Top elected officials in Montana condemn attacks on Jewish community

The two U.S. senators from Montana and its governor were among the state’s top elected officials who condemned attacks on the Jewish community there and across the nation.

Sens. Jon Tester, a Democrat, and Steve Daines, a Republican, along with Gov. Steve Bullock, a Democrat, were among those who signed on to an open letter issued Tuesday. U.S. Rep. Ryan Zinke and state Attorney General Tim Fox, both Republicans, also signed.

“We condemn attacks on our religious freedom manifesting in a group of anti-Semites,” the officials wrote. “We stand firmly together to send a clear message that ignorance, hatred and threats of violence are unacceptable and have no place in the town of Whitefish, or in any other community in Montana or across this nation. We say to those few who seek to publicize anti-Semitic views that they shall find no safe haven here.”

The elected officials said they offer their “full support” to Montana’s Jewish community as well as families, businesses, faith organizations and law enforcement officers.

“We will address these threats directly and forcefully, putting our political differences aside to stand up for what’s right. That’s the Montana way, and the American way.

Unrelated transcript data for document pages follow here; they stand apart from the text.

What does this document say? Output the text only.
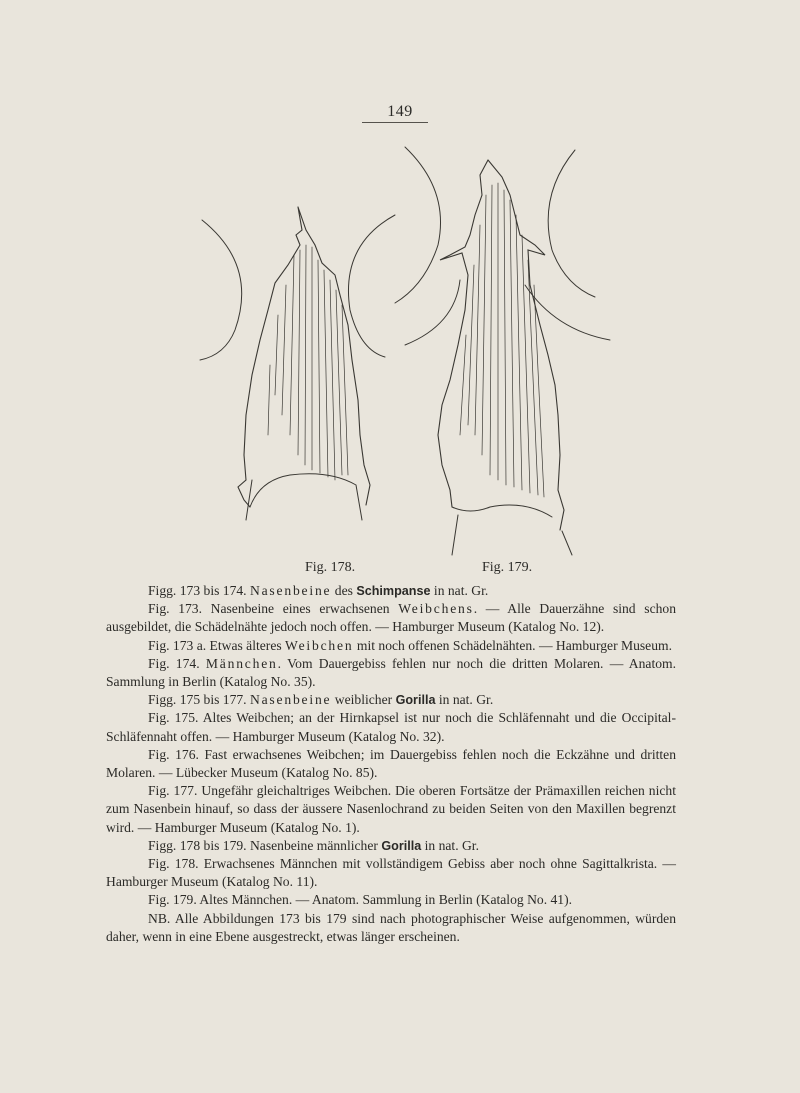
149
Fig. 178.	Fig. 179.

Figg. 173 bis 174. Nasenbeine des Schimpanse in nat. Gr.

Fig. 173. Nasenbeine eines erwachsenen Weibchens. — Alle Dauerzähne sind schon ausgebildet, die Schädelnähte jedoch noch offen. — Hamburger Museum (Katalog No. 12).

Fig. 173 a. Etwas älteres Weibchen mit noch offenen Schädelnähten. — Hamburger Museum.

Fig. 174. Männchen. Vom Dauergebiss fehlen nur noch die dritten Molaren. — Anatom. Sammlung in Berlin (Katalog No. 35).

Figg. 175 bis 177. Nasenbeine weiblicher Gorilla in nat. Gr.

Fig. 175. Altes Weibchen; an der Hirnkapsel ist nur noch die Schläfennaht und die Occipital-Schläfennaht offen. — Hamburger Museum (Katalog No. 32).

Fig. 176. Fast erwachsenes Weibchen; im Dauergebiss fehlen noch die Eckzähne und dritten Molaren. — Lübecker Museum (Katalog No. 85).

Fig. 177. Ungefähr gleichaltriges Weibchen. Die oberen Fortsätze der Prämaxillen reichen nicht zum Nasenbein hinauf, so dass der äussere Nasenlochrand zu beiden Seiten von den Maxillen begrenzt wird. — Hamburger Museum (Katalog No. 1).

Figg. 178 bis 179. Nasenbeine männlicher Gorilla in nat. Gr.

Fig. 178. Erwachsenes Männchen mit vollständigem Gebiss aber noch ohne Sagittalkrista. — Hamburger Museum (Katalog No. 11).

Fig. 179. Altes Männchen. — Anatom. Sammlung in Berlin (Katalog No. 41).

NB. Alle Abbildungen 173 bis 179 sind nach photographischer Weise aufgenommen, würden daher, wenn in eine Ebene ausgestreckt, etwas länger erscheinen.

Rest assured, any demonstration or threat of intimidation against any Montanan’s religious liberty will not be tolerated,” they said.

The statement follows two incidents that have shaken the state’s Jewish residents.

An elderly man last week was identified as the person who last month distributed American Nazi Party fliers in residential neighborhoods of Missoula, prompting a local synagogue to ask for increased police protection.

Also, The Daily Stormer, a white supremacist publication, published a blog post earlier in the month calling for followers to “take action” against Jews in Whitefish, home to white supremacist Richard Spencer, by writing and calling them with anti-Semitic messages. The post included the names, phone numbers and addresses of Jewish Whitefish residents — in addition to the Twitter handle and photo of a child.

Last week, the website announced it would hold an armed march against Jews through the town.